The condition laid down in the invite in Donegal amounts to a sort of censorship that is not entirely out of alignment with the daily working of journalists at KCNA.

A discussion suddenly veers in a way that is unkind to the Association and ‘in camera’ is called. The journalist must down the pen, delete what he has written and begin again with the canvas blank.

Sunday’s convention will have many difficult and, at times, uncomfortable questions aired, but it is surely the right of the average Gaelic Games follower to know what is happening within the organisation. Yet, the head-in-the-sand approach is the default setting when these things come around.

Tellingly, in the 64-page booklet for convention, which contains the annual reports of the relevant officers, there is no mention of several important items from 2013: The events in Omagh when the 2012 Footballer of the Year, Karl Lacey, was allegedly spat upon; the ‘bitegate’ incident involving Patrick McBrearty during a League game against Dublin; nor the breakup of the senior football team’s management are covered.

The membership of Donegal GAA stood at an unprecedented high level in 2013, with 21,692 members.

In his report to convention the county secretary Aodh Máirtín Ó Fearraigh – a working journalist at RTE Raidio na Gaeltachta – touched on the difficulty with the message going back to grassroots GAA members at clubs.

He wrote: “Around three quarters of our affiliated clubs regularly attend these meetings, but the attendance record for the remaining clubs is quite poor. This has led to a breakdown in communications many times throughout the year and going forward clubs need to ensure that their delegates attend County Committee meetings and report back to their clubs on matters discussed at these meetings.”

It was a function that, once upon a time, until earlier this year, the media had provided with balanced reports on the items at the monthly sittings of the county committee.

An impasse was reached after a member of the Executive attempted to place a discussion at the May county committee meeting ‘in camera’ as it was ongoing. The earlier part of the discussion – Jim McGuinness’s address to the meeting – had passed and the media’s reportage had been submitted to the relevant sports desks.

Radio reports are instant and cannot be hauled back retrospectively. The same is true of posts on social media – while they can be deleted, they will have been there for public consumption until removed by the author.

The modern media is now a ‘live’ body in that much of its work is no longer filed post-event. It is an age of instant news and the new media of Twitter, Facebook et al.

When the ostracised Donegal press corps was invited back into county committee during the summer, it was with three conditions, one of them that outlawed  the use of social media. This, by the way, in a room where information from delegates often reached external bodies who would tweet before journalists.

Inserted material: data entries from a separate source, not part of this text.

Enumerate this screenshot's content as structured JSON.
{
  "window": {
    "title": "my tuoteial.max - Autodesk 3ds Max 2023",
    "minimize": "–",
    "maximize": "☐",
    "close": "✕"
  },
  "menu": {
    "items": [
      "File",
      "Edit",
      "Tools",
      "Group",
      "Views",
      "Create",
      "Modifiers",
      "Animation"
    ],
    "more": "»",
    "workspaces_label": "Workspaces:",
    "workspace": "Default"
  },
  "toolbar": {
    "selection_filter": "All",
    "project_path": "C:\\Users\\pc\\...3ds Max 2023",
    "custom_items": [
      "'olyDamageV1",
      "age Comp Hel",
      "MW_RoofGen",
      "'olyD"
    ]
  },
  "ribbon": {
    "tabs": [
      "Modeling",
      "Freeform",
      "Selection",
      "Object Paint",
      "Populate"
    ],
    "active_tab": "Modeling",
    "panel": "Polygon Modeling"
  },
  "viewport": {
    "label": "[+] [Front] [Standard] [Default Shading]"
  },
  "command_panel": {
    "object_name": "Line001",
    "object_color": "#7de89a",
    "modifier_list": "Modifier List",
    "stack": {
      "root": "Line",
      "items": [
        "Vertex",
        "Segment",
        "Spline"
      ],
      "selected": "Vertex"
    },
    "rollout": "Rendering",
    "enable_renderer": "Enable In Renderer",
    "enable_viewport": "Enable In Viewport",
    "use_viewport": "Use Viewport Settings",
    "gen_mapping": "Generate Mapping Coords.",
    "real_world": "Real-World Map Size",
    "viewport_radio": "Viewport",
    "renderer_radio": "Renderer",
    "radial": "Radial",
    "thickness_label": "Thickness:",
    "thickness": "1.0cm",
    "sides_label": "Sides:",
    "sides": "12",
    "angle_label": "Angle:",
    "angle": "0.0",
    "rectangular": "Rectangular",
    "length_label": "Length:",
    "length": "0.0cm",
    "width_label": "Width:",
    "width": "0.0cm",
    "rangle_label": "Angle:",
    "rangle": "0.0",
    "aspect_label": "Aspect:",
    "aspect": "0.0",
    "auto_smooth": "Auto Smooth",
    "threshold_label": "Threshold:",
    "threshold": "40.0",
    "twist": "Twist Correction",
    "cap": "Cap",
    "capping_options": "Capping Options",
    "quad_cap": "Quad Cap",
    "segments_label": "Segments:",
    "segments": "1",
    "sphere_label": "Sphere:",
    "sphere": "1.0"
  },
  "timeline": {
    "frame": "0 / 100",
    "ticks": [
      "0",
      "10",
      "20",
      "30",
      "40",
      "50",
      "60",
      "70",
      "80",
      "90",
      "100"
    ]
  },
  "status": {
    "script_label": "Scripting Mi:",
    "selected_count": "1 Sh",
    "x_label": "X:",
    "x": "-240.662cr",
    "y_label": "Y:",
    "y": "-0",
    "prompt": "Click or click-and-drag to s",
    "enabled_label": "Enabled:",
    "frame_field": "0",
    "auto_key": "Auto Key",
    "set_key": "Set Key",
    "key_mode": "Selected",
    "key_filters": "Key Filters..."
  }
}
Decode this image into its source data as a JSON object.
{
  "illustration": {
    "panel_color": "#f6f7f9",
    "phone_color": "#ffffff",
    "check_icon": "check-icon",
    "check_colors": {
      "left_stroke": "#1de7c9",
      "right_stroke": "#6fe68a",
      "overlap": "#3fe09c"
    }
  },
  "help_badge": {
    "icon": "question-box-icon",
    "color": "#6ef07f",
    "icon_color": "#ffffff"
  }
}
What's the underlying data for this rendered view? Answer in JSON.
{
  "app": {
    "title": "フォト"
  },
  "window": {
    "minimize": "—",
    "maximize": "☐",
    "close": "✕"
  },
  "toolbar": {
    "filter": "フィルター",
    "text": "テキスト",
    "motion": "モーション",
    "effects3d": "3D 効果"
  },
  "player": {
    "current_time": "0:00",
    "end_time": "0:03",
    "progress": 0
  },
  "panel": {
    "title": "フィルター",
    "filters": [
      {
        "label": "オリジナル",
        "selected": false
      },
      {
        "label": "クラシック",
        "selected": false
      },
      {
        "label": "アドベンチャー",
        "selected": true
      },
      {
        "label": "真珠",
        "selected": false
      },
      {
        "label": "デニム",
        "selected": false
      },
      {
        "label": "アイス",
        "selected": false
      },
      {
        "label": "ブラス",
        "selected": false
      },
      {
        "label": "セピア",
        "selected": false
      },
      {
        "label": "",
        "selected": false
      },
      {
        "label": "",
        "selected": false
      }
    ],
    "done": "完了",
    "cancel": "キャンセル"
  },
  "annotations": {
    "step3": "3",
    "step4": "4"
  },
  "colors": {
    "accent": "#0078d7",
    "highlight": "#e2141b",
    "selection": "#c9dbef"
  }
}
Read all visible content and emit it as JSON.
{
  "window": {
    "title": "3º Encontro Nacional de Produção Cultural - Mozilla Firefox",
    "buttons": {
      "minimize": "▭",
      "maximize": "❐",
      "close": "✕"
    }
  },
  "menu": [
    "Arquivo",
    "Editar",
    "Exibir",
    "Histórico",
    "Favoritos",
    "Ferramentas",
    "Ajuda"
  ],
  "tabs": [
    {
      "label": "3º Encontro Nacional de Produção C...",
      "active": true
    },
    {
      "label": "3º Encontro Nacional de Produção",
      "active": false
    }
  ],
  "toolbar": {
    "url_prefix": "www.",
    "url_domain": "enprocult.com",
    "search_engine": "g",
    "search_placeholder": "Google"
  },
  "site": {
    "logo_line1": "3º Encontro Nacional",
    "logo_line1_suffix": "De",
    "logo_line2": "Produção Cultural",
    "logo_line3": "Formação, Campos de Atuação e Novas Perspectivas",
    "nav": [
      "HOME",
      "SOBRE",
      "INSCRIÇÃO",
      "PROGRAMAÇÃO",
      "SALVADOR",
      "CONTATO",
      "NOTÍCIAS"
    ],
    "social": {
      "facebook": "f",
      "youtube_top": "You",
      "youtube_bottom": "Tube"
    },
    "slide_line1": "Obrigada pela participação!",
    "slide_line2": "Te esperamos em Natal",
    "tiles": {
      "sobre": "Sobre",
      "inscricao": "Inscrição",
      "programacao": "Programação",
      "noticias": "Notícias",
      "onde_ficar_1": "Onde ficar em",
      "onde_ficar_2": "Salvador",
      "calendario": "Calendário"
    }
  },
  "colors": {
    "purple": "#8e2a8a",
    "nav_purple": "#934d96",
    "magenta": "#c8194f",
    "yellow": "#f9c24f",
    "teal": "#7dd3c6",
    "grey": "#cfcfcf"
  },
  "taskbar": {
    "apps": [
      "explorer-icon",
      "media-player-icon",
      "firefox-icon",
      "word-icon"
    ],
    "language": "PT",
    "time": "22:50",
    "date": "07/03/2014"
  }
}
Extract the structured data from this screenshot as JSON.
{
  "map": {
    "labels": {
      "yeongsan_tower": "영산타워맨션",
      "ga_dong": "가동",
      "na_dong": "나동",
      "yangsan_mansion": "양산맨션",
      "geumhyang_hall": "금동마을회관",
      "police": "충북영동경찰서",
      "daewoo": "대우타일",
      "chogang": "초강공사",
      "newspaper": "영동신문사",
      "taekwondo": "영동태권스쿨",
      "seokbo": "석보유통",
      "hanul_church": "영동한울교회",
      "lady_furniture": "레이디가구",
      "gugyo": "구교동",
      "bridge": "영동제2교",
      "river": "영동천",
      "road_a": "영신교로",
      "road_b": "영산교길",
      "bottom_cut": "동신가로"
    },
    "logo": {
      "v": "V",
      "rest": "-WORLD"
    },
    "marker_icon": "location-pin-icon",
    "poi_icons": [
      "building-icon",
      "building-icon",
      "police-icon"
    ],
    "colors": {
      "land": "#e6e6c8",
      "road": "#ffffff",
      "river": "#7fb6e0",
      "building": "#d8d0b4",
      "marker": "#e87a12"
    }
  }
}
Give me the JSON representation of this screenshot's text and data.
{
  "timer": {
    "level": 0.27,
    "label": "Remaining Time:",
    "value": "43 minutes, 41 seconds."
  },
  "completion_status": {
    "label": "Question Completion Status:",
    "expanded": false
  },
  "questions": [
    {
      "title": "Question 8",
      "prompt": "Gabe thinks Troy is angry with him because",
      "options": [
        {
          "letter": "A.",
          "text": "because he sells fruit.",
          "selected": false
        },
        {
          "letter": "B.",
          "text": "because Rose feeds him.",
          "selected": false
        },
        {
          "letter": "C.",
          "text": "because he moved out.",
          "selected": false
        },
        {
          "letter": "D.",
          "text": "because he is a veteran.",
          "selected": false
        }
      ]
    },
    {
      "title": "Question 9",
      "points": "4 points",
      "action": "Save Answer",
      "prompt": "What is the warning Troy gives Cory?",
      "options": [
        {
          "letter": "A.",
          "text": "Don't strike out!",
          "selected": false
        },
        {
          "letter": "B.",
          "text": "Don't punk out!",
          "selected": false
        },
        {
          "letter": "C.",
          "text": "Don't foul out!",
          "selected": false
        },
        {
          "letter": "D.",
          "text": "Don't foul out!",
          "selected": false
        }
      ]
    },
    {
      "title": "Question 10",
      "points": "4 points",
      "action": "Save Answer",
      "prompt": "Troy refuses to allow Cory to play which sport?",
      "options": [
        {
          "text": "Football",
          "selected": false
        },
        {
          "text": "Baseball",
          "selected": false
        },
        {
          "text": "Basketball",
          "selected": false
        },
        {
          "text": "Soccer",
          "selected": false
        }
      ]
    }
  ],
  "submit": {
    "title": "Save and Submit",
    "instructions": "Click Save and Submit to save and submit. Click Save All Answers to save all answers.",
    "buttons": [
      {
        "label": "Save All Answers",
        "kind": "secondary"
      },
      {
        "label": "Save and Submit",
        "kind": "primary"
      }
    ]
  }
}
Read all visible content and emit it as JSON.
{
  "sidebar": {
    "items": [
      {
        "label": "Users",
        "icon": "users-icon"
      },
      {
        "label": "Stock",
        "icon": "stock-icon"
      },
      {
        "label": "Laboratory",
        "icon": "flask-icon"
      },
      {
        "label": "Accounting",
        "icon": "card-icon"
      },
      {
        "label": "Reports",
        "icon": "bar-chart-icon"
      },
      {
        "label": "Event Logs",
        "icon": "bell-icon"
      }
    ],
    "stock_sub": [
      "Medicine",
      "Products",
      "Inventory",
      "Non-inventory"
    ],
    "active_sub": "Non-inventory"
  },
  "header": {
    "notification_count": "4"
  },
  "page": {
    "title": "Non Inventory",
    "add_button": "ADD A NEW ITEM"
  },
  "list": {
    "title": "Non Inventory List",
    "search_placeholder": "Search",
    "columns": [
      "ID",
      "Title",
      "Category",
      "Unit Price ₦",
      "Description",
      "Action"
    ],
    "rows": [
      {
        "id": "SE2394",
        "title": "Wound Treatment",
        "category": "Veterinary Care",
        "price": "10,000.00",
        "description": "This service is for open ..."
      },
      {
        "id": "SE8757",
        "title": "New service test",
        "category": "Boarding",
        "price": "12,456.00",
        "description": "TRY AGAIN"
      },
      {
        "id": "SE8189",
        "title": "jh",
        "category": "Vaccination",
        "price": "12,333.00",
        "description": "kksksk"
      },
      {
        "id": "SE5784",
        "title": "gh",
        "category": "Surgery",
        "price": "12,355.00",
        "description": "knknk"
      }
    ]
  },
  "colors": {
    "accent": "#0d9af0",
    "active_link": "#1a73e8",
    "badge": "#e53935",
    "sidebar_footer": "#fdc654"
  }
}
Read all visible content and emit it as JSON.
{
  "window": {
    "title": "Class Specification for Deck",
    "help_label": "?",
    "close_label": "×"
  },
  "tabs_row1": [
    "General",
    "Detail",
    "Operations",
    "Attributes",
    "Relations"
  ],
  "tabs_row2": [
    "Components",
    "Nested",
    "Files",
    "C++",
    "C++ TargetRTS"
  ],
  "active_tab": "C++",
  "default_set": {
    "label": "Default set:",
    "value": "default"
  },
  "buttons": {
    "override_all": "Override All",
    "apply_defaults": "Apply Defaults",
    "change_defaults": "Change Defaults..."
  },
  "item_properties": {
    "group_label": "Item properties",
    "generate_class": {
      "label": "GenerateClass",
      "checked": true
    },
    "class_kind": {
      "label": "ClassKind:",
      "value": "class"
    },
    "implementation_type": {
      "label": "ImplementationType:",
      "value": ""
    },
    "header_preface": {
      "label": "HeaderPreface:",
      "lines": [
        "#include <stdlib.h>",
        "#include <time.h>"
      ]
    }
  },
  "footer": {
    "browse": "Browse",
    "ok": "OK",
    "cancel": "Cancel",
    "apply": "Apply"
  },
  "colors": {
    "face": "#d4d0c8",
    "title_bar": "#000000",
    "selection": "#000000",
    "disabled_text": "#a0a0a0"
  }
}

There are 181 delegates eligible to vote at Sunday’s Convention.

When you throw in the attendance of other individuals who have been nominated for places on the executive and the few members of the GAA public who attend as a matter of form there will be roughly 200 people present on Sunday afternoon. The chances what happens there being tweeted instantly are somewhere between remote and impossible.

Are we entering an age where delegates will be asked to place electronic devices in a container before being admitted to meetings?

This whole saga is also unfortunate on the poor souls who have put their names forward for election to high office and who will now be denied the chance to have their views aired in public.

The appeal of Gaelic Games is recognised by the media, whose coverage of all aspects of the Association, however delicate they may have become, has been both unbiased and fair and that coverage goes well beyond the Donegal senior football team, its flagship entity.

The relationship was once a hamonious and mutually-beneficial one. It was a quid pro quo arrangement, one that is now in real jeopardy.

Once, this was a two-way street.

This week, we indicated only to find a notable sign stopping us in our tracks: The red circle with the horizontal white bar.

It’s a one-way thoroughfare now.

More’s the pity – for all concerned.